I can’t even see where he is under all that smoke!
This is why this is my personal favorite game. The first game was a test of endurance. Everyone was conserving their energy, hiding their cards. You can’t do that here!
No, no. Not with those things in play.
What are those things?
I think they’re called Earthdragons? Some newfangled mining or tunneling machine.
The fight’s not over yet. If only that damn smoke would clear.
Wonder if any students got caught under that.
She did not know if it was concern or morbid curiosity, but Lyssa grasped her telepathy to search the collateral mess ahead. Bildungsroman was as recalcitrant as ever.
“You’re better off minding yourself,” Bil echoed.
“Doesn’t matter anyway, does it?” Lyssa said. “I’m not even the original. Just humor me.”
“Maybe I shouldn’t, since you’re not the original.”
“But I am the Primum.” Lyssa hardened her mental tone. “And I intend to own this hierarchy.”
“…Let’s see if that newfound conviction is vacuous.”
Lyssa felt the heavy rush of psychic awareness pour into her perception.
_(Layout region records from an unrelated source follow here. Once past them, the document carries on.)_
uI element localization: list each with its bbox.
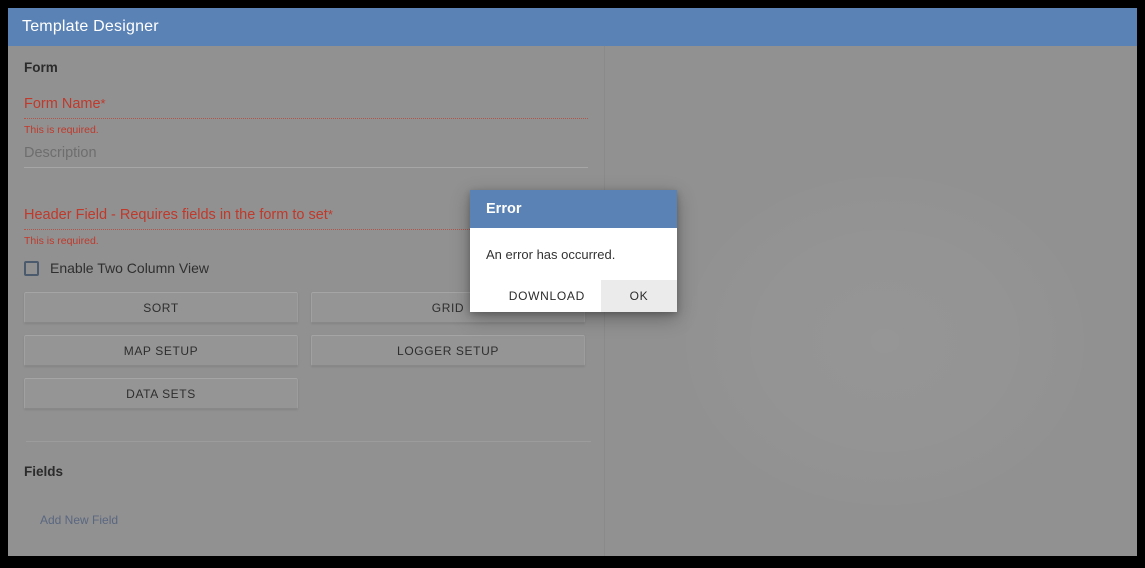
- logger-setup-button[interactable]: LOGGER SETUP: [311, 335, 585, 366]
- checkbox-unchecked-icon[interactable]: [24, 261, 39, 276]
- form-name-label-text: Form Name: [24, 96, 101, 112]
- error-dialog-message: An error has occurred.: [486, 246, 661, 264]
- required-marker: *: [101, 96, 106, 111]
- preview-background-blob: [685, 176, 1085, 506]
- form-name-label: Form Name*: [24, 95, 588, 118]
- error-dialog-title: Error: [486, 201, 521, 217]
- preview-panel: [605, 46, 1137, 556]
- window-title-bar: Template Designer: [8, 8, 1137, 46]
- section-divider: [26, 441, 591, 442]
- map-setup-button[interactable]: MAP SETUP: [24, 335, 298, 366]
- checkbox-label: Enable Two Column View: [50, 260, 209, 276]
- form-name-error: This is required.: [24, 119, 588, 137]
- form-name-field[interactable]: Form Name* This is required.: [24, 95, 588, 137]
- required-marker: *: [328, 207, 333, 222]
- error-dialog: Error An error has occurred. DOWNLOAD OK: [470, 190, 677, 312]
- template-designer-window: Template Designer Form Form Name* This i…: [8, 8, 1137, 556]
- ok-button[interactable]: OK: [601, 280, 677, 312]
- download-button[interactable]: DOWNLOAD: [493, 280, 601, 312]
- error-dialog-actions: DOWNLOAD OK: [470, 270, 677, 312]
- description-field[interactable]: Description: [24, 139, 588, 168]
- add-new-field-link[interactable]: Add New Field: [40, 513, 118, 527]
- description-underline: [24, 167, 588, 168]
- header-field-label-text: Header Field - Requires fields in the fo…: [24, 207, 328, 223]
- error-dialog-body: An error has occurred.: [470, 228, 677, 270]
- error-dialog-header: Error: [470, 190, 677, 228]
- fields-section-heading: Fields: [24, 464, 588, 479]
- data-sets-button[interactable]: DATA SETS: [24, 378, 298, 409]
- description-placeholder: Description: [24, 139, 588, 167]
- sort-button[interactable]: SORT: [24, 292, 298, 323]
- form-section-heading: Form: [24, 60, 588, 75]
- page-title: Template Designer: [22, 18, 159, 36]
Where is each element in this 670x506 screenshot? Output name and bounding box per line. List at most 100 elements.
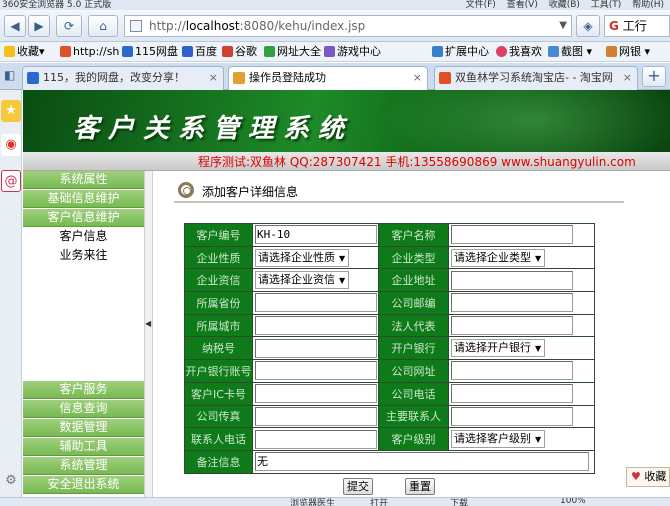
back-button[interactable]: ◀ <box>4 15 26 37</box>
banner-glow <box>383 90 670 152</box>
account-input[interactable] <box>255 361 377 381</box>
back-icon: ◀ <box>10 19 20 33</box>
weibo-icon[interactable]: ◉ <box>1 134 21 156</box>
phone-input[interactable] <box>451 384 573 404</box>
dropdown-icon[interactable]: ▼ <box>559 16 567 36</box>
fav-link-google[interactable]: 谷歌 <box>222 42 257 61</box>
menu-info-query[interactable]: 信息查询 <box>23 400 144 418</box>
customer-name-input[interactable] <box>451 225 573 245</box>
close-tab-icon[interactable]: × <box>209 67 218 89</box>
submenu-business[interactable]: 业务来往 <box>23 246 144 264</box>
sidebar-toggle-icon[interactable]: ◧ <box>4 68 15 82</box>
search-input[interactable]: G 工行 <box>604 15 670 37</box>
like-button[interactable]: 我喜欢 <box>496 42 542 61</box>
page-heading: 添加客户详细信息 <box>202 185 299 199</box>
province-input[interactable] <box>255 293 377 313</box>
tax-no-input[interactable] <box>255 338 377 358</box>
screenshot-button[interactable]: 截图 ▾ <box>548 42 592 61</box>
bank-select[interactable]: 请选择开户银行 ▼ <box>451 339 546 358</box>
chevron-down-icon: ▼ <box>535 253 542 263</box>
status-bar: 浏览器医生 打开 下载 100% <box>0 497 670 506</box>
nature-select[interactable]: 请选择企业性质 ▼ <box>255 248 350 267</box>
menu-customer-service[interactable]: 客户服务 <box>23 381 144 399</box>
reset-button[interactable]: 重置 <box>405 478 435 495</box>
legal-rep-input[interactable] <box>451 316 573 336</box>
address-input[interactable] <box>451 270 573 290</box>
home-icon: ⌂ <box>99 19 107 33</box>
ic-card-input[interactable] <box>255 384 377 404</box>
main-contact-input[interactable] <box>451 406 573 426</box>
fav-link-games[interactable]: 游戏中心 <box>324 42 381 61</box>
website-label: 公司网址 <box>378 359 449 383</box>
menu-system-properties[interactable]: 系统属性 <box>23 171 144 189</box>
website-input[interactable] <box>451 361 573 381</box>
menu-customer-info[interactable]: 客户信息维护 <box>23 209 144 227</box>
fav-link-http[interactable]: http://sh <box>60 42 119 61</box>
extensions-button[interactable]: 扩展中心 <box>432 42 489 61</box>
tab-taobao[interactable]: 双鱼林学习系统淘宝店- - 淘宝网 × <box>434 66 638 90</box>
shield-icon: ◈ <box>583 19 593 33</box>
menu-data-management[interactable]: 数据管理 <box>23 419 144 437</box>
forward-button[interactable]: ▶ <box>28 15 50 37</box>
collapse-arrow-icon[interactable]: ◀ <box>145 319 151 328</box>
bank-button[interactable]: 网银 ▾ <box>606 42 650 61</box>
status-doctor[interactable]: 浏览器医生 <box>290 498 335 506</box>
new-tab-button[interactable]: + <box>642 66 666 87</box>
tab-active-login[interactable]: 操作员登陆成功 × <box>228 66 428 91</box>
menu-favorites[interactable]: 收藏(B) <box>549 0 580 10</box>
credit-select[interactable]: 请选择企业资信 ▼ <box>255 271 350 290</box>
status-open[interactable]: 打开 <box>370 498 388 506</box>
menu-basic-info[interactable]: 基础信息维护 <box>23 190 144 208</box>
postcode-input[interactable] <box>451 293 573 313</box>
favorites-star-icon[interactable]: ★ <box>1 100 21 122</box>
form-row: 客户IC卡号 公司电话 <box>184 381 595 406</box>
menu-file[interactable]: 文件(F) <box>466 0 496 10</box>
credit-label: 企业资信 <box>184 268 253 293</box>
close-tab-icon[interactable]: × <box>413 67 422 89</box>
status-download[interactable]: 下载 <box>450 498 468 506</box>
window-title: 360安全浏览器 5.0 正式版 <box>2 0 112 10</box>
menu-view[interactable]: 查看(V) <box>507 0 538 10</box>
city-input[interactable] <box>255 316 377 336</box>
favorites-menu[interactable]: 收藏▾ <box>4 42 45 61</box>
fav-link-115[interactable]: 115网盘 <box>122 42 178 61</box>
fav-link-baidu[interactable]: 百度 <box>182 42 217 61</box>
level-select[interactable]: 请选择客户级别 ▼ <box>451 430 546 449</box>
close-tab-icon[interactable]: × <box>623 67 632 89</box>
mail-icon[interactable]: @ <box>1 170 21 192</box>
favorite-floating-button[interactable]: ♥ 收藏 <box>626 467 670 487</box>
tab-115[interactable]: 115，我的网盘，改变分享！ × <box>22 66 224 90</box>
address-url: http://localhost:8080/kehu/index.jsp <box>149 19 366 33</box>
game-icon <box>324 46 335 57</box>
address-bar[interactable]: http://localhost:8080/kehu/index.jsp ▼ <box>124 15 572 37</box>
bank-icon <box>606 46 617 57</box>
type-label: 企业类型 <box>378 245 449 270</box>
menu-help[interactable]: 帮助(H) <box>632 0 664 10</box>
menu-system-management[interactable]: 系统管理 <box>23 457 144 475</box>
home-button[interactable]: ⌂ <box>88 15 118 37</box>
left-menu: 系统属性 基础信息维护 客户信息维护 客户信息 业务来往 客户服务 信息查询 数… <box>23 171 144 506</box>
menu-logout[interactable]: 安全退出系统 <box>23 476 144 494</box>
fav-link-sites[interactable]: 网址大全 <box>264 42 321 61</box>
remark-label: 备注信息 <box>184 449 253 474</box>
fax-input[interactable] <box>255 406 377 426</box>
menu-tools[interactable]: 工具(T) <box>591 0 622 10</box>
type-select[interactable]: 请选择企业类型 ▼ <box>451 248 546 267</box>
shield-button[interactable]: ◈ <box>576 15 600 37</box>
menu-splitter[interactable]: ◀ <box>144 171 153 506</box>
form-row: 所属省份 公司邮编 <box>184 291 595 315</box>
submenu-customer-info[interactable]: 客户信息 <box>23 227 144 245</box>
form-row: 备注信息 无 <box>184 449 595 474</box>
customer-no-input[interactable]: KH-10 <box>255 225 377 245</box>
settings-gear-icon[interactable]: ⚙ <box>1 470 21 492</box>
refresh-button[interactable]: ⟳ <box>56 15 82 37</box>
form-row: 企业性质 请选择企业性质 ▼ 企业类型 请选择企业类型 ▼ <box>184 245 595 270</box>
form-row: 联系人电话 客户级别 请选择客户级别 ▼ <box>184 427 595 451</box>
site-icon <box>60 46 71 57</box>
menu-tools[interactable]: 辅助工具 <box>23 438 144 456</box>
browser-menu: 文件(F) 查看(V) 收藏(B) 工具(T) 帮助(H) <box>458 0 664 10</box>
contact-phone-input[interactable] <box>255 429 377 449</box>
status-zoom[interactable]: 100% <box>560 498 586 506</box>
remark-input[interactable]: 无 <box>255 452 589 472</box>
submit-button[interactable]: 提交 <box>343 478 373 495</box>
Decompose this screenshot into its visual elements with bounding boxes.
She could feel hundreds of thoughts in the distance. A lot of panic, a lot of pain, none were extinguished so far. A few were extremely stressed. Those emanated from the center of the destruction.
“Wait a minute…”
She recognized the feel of their minds. Two in particular, coming from underneath the pile of ice and stone and steel. Lyssa forgot her fatigue and broke into a sprint. Bil slipped away, but not without a last word.
“I wonder how long her vines and that insect strength would last.”